Gazeteciler Cemiyeti, meslektaş ve meslektaş adaylarıyla Mersin'de bir araya geldi. Etkinlik, Mersin Ticaret ve Sanayi Odası, Mersin Gazeteciler Cemiyeti, Mersin Üniversitesi İletişim Fakültesi ve Hatay Mustafa Kemal Üniversitesi İletişim Fakültesi'nin katkı ve katılımlarıyla gerçekleştirildi.
"Bölgesel Eğitim ve Durum Değerlendirme Toplantıları"nın altıncısı Malatya, Adıyaman, Gaziantep, Trabzon ve Giresun'un ardından Mersin Ticaret ve Sanayi Odası'nın ev sahipliğinde yapıldı.
Basın mensupları, akademisyenler ve öğrencilerin yoğun katılım gösterdiği buluşmada yerel basının durumu tartışıldı. Gazeteciler Cemiyeti'nin ülkenin dört bir yanındaki basın meslek örgütlerini kapsayan dayanışma çalışmalarının anlatıldığı etkinlikte gazeteciliğe ilişkin söyleşilerin yanı sıra internet haberciliği konulu eğitimler verildi.
Oruç: Gazetecilik bir deneyim ve birikim mesleğidir
Etkinliğin açılış konuşmasını gerçekleştiren Gazeteciler Cemiyeti Başkan Yardımcısı Ali Oruç, sözlerine Gazeteciler Cemiyeti Başkanı Nazmi Bilgin’in sevgi ve selamlarını ileterek başladı.
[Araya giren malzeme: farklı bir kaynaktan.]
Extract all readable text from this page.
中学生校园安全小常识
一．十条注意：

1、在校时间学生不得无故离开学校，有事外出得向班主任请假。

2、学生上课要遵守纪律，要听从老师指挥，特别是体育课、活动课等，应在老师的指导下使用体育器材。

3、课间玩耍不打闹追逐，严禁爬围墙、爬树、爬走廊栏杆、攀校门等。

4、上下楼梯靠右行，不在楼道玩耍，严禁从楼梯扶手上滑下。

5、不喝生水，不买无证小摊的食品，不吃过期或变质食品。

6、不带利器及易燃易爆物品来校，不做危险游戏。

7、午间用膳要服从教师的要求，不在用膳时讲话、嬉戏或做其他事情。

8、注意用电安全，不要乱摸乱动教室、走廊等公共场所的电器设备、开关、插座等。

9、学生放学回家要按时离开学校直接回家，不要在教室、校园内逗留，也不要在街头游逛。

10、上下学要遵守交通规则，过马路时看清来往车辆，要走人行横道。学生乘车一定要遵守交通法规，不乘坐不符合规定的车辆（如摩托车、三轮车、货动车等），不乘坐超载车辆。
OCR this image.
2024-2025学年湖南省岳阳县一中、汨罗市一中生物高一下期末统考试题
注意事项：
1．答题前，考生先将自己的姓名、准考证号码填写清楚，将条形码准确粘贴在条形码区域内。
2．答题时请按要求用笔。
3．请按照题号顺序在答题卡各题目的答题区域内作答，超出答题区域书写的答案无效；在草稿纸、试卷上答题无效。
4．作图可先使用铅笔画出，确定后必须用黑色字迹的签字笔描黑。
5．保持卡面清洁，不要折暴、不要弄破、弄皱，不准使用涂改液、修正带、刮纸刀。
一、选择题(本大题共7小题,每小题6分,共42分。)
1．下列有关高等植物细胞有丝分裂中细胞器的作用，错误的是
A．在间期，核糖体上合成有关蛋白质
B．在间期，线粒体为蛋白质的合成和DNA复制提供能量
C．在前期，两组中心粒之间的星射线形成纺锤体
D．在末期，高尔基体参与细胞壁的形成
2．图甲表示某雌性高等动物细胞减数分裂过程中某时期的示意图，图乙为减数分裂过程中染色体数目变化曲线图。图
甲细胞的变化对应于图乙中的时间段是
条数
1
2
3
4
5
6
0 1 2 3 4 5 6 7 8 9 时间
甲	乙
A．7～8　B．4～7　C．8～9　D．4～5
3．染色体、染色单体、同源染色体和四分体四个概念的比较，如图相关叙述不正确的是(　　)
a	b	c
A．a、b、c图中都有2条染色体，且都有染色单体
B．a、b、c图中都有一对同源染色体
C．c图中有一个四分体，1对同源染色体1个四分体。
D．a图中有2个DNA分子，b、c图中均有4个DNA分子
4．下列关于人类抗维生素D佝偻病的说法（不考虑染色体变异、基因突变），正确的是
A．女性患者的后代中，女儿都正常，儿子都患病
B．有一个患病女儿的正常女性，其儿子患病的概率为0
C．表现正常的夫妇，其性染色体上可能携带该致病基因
“Bu birlikteliğin bizim için anlamı çok büyük. Daha önce çeşitli illerde düzenlediğimiz eğitimlerimizin dördüncüsünü bu beraberlikle hazırlamanın haklı gururuna sahibiz” diyen Oruç, “Bu birlikteliğin anlamı çok büyük çünkü gazetecilik bir deneyim ve birikim mesleğidir. Deneyim aktarımı sadece anı paylaşımı değildir. Herkesin kendisinden bir şeyler kattığı karşılıklı bir öğrenme sürecidir. Bugün bizlere düşen, öğrendiğimiz pratiklerimizden telefon rehberimize kadar genç meslektaşlarımızla birikimimizi, deneyimimizi paylaşmak ve onları dinlemek, onlardan öğrenmektir” dedi.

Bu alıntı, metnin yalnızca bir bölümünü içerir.